The full system flow is:

  1. Drone conducts a search mission and delivers emergency supplies
  2. Rover moves the operating point (station position changes)
  3. Rover transmits the latest station GPS to the laptop (UDP)
  4. Laptop (QGC) updates the drone’s Rally Point to the latest coordinates (MAVLink)
  5. Battery reaches threshold → PX4 switches to RTL
  6. Drone returns to the RTL destination (Rally), then performs ArUco-based precision landing
  7. Station swaps the battery → drone redeploys
Integrated communication scenario

Key Takeaway: A Communication Architecture That Enables GPS-Based “Return Destination Updates”
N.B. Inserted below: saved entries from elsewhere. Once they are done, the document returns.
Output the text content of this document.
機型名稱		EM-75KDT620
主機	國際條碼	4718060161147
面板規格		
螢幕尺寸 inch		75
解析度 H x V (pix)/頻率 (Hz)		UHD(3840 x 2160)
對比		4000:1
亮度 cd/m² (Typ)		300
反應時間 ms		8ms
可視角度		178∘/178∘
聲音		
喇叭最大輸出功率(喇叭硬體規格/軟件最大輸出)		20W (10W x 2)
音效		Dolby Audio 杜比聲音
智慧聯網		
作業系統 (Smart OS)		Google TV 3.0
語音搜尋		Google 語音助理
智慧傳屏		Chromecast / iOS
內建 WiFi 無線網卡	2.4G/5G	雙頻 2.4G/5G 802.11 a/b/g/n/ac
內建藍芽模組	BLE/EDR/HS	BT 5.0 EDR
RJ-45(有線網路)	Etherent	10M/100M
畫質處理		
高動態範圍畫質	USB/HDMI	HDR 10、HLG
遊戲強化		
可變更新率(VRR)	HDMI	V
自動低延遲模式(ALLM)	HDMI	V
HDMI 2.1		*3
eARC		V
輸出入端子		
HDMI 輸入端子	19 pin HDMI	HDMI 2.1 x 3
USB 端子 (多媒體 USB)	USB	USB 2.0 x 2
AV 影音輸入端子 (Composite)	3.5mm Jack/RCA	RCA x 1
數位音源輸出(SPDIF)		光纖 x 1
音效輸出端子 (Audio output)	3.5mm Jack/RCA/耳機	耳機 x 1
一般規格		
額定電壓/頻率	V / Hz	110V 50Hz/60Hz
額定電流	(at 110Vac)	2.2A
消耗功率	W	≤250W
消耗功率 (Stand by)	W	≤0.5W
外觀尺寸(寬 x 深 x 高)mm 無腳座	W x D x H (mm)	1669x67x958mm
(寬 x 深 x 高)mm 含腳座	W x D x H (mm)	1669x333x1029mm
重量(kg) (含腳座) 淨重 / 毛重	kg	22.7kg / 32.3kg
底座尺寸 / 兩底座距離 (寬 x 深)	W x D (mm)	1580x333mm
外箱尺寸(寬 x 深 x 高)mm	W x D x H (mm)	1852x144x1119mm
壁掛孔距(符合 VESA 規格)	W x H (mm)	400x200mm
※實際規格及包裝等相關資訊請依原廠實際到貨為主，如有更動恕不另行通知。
The key point of this post is the architecture that links:
return destination updates reflecting a moving station’s coordinates → stable monitoring via telemetry → precision-landing verification via Wi-Fi video streaming.

Based on this architecture, we will continue implementing and validating the system step by step so that the “search–initial response–redeployment” loop remains uninterrupted in real operations.


In this post, I organized the communication architecture, including the GPS-based return destination update structure.
In the next post, before diving fully into the drone system, I’ll share how we selected the materials (frame/electronics/sensors, etc.) and the criteria behind those choices. After that, I’ll cover the drone build process in stages—CAD design, dimensional verification, fabrication, and assembly. Thank you.

Author: Guenchan lee, Senior Researcher of QUAD Drone Lab.